After rereading the list of back seat treasures.  I am more convinced than ever that my car is a heaven for any seasoned traveller.

Spring Birds

This has not been a cold winter.  In fact, I recently heard that it was one of 4 warmest on record.  I think we ‘ve gotten about 3 inches of snow in total.  Be that as it may, I still dislike winter.  Since I am one of those people who get cold at 75 degrees, I spend most of winter trailing around in thick fleece and have a blanket on the couch at all times.  The other day as I left the house in the morning, I noticed the birds. Being so warm, we have already all seen the extra early blooming flowers, and that was to be expected with such a winter.  But there is something about hearing birdsong in the morning, that makes my spirits rise, no matter what temperature.    It’s a mental boost, putting me in mind of  warm sunny days, the smell of grass and flowers.  It always gives me extra energy too, although thinking about what I need to do quickly uses up the energy.  I don’t think the kids have noticed yet.  I called their attention to all of the lovely birds that were singing, but they looked at me with the kind of pity reserved for moms who have gone off the deep end.  Still being young, they actually like winter, and don’t even mind the cold, so they don’t quite see why I am so excited about spring.  With literally days left in the official winter season, I feel like a kid on Christmas.  One thing I have missed, and no, not the ice and snow, that extra appreciation that comes with a cold winter.  When we start seeing those blue skies and feel the actual warmth of the sun for the first time, it’s like no other feeling.  I appreciate all of those things this year as well, but just not quite as much.  It probably was colder in the beginning of March than all of February.   Now that it is half way through March,  it really is beginning to show signs of the spring season.   The birds certainly are putting their best effort into spring this year and my kids are finally noticing.  And that I do appreciate.

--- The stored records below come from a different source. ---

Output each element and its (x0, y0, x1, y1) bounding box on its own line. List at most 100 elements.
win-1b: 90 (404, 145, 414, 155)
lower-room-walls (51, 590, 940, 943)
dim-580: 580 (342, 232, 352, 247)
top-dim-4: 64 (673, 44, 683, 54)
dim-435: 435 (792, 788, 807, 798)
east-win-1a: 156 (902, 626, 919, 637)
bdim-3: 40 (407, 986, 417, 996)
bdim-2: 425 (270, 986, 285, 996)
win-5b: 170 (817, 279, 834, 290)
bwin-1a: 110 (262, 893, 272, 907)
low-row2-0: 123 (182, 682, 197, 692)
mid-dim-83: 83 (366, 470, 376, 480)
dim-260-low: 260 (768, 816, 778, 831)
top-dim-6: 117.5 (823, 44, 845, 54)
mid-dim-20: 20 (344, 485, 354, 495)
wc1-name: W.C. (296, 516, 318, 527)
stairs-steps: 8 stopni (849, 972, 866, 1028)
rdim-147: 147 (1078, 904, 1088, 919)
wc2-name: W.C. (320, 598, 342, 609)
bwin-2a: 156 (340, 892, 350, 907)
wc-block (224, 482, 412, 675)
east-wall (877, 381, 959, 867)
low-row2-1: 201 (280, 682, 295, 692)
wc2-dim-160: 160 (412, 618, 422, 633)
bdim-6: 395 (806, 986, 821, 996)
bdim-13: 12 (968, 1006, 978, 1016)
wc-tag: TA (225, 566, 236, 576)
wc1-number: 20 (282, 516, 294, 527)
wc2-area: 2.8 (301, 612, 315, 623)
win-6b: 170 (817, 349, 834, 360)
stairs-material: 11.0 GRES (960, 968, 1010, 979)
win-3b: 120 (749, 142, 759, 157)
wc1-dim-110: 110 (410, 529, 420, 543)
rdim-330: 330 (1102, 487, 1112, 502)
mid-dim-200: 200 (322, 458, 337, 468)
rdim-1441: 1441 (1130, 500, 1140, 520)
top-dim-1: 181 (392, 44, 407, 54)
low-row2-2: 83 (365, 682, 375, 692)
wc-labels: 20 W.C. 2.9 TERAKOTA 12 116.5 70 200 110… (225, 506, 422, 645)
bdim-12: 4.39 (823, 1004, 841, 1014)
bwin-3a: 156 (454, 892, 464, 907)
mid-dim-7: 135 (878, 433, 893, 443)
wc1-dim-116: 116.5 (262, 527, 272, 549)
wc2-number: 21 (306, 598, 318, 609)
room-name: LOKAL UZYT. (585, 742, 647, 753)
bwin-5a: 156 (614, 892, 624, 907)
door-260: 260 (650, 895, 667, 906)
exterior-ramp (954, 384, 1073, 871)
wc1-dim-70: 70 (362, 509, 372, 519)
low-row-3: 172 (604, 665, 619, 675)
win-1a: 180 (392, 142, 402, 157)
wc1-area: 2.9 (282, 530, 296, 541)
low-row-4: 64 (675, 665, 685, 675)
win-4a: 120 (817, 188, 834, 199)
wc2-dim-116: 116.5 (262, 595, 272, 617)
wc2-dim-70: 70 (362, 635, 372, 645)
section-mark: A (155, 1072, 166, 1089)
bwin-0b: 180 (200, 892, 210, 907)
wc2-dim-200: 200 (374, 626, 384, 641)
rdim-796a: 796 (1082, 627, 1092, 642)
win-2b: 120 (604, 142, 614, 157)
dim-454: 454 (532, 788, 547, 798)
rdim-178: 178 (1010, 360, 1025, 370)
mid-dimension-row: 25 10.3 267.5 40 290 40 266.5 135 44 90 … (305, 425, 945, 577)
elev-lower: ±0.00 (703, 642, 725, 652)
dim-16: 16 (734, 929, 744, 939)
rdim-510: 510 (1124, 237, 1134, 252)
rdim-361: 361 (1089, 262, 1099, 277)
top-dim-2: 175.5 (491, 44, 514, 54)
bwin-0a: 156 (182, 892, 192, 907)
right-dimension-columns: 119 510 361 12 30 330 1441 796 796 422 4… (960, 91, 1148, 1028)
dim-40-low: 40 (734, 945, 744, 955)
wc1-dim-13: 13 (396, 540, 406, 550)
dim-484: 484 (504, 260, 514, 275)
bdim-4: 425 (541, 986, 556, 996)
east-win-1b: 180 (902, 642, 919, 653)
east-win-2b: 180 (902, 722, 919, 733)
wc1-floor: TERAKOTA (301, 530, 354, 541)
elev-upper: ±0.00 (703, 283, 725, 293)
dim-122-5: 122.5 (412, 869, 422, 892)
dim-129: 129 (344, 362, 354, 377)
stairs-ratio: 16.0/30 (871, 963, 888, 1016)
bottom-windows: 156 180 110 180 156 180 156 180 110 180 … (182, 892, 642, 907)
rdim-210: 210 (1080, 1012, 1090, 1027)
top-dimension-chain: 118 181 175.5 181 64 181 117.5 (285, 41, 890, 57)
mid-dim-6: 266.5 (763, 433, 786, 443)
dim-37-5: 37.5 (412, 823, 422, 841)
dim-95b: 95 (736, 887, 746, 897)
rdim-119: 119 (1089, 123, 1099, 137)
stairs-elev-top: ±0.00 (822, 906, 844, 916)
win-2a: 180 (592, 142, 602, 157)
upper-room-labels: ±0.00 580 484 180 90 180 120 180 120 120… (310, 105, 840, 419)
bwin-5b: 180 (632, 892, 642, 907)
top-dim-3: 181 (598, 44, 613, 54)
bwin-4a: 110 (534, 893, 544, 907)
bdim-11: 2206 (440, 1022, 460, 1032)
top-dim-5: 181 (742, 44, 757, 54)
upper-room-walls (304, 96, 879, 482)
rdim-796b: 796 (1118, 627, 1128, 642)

5 easy ways to improve the busy mom’s morning routine

I have read many advice columns and lists aimed at helping the busy working mom in her morning routine.  Most of these are just plain impractical.  They include words like, blow-dry, make-up, glowing complexion.  Let’s face it, at 5.30 in the morning, who is thinking about their complexion, much less wanting it to glow.   I am sure  that if I’m a bit skeptical about these advice columns, then I’m not the only one.  So I’ve compiled a list of 5 helpful hints, which are a bit more realistic, to ease the morning rush. 

1. Always set your alarm 10 minutes early.  That way you can press the snooze at least twice and not have to jump out of bed with the realization that you have cut into valuable shower napping time.

2. Showering with your coffee in hand saves time.  Especially if you have managed to throw your alarm across the room after the second snooze and fallen back to sleep.  If you drink tea, the hot shower really helps it get a nice strong brew.  Try not to spill it when you fall asleep leaning against the shower wall.

3.  Make sure you have plenty of time to get that polished professional hair style.  Nothing says you are ready to climb the corporate ladder like a  pony-tail with your daughter’s spangled pink hair band which you found under the bathroom vanity.

4. Who needs matching socks?  Searching that cluttered sock drawer wastes valuable minutes you could use to try dissuading your child not to wear the neon purple shirt and polka-dotted orange skirt together. 

5. Finally, my last word of advice for you masters of time management.  The busy mom should always dress to impress.  Monochromatic outfits ensure that you can easily dress with your eyes still closed.  This is a must for those who did spill their coffee in the shower and have not yet had their morning shot of caffeine.

Now you are ready for a stress free day.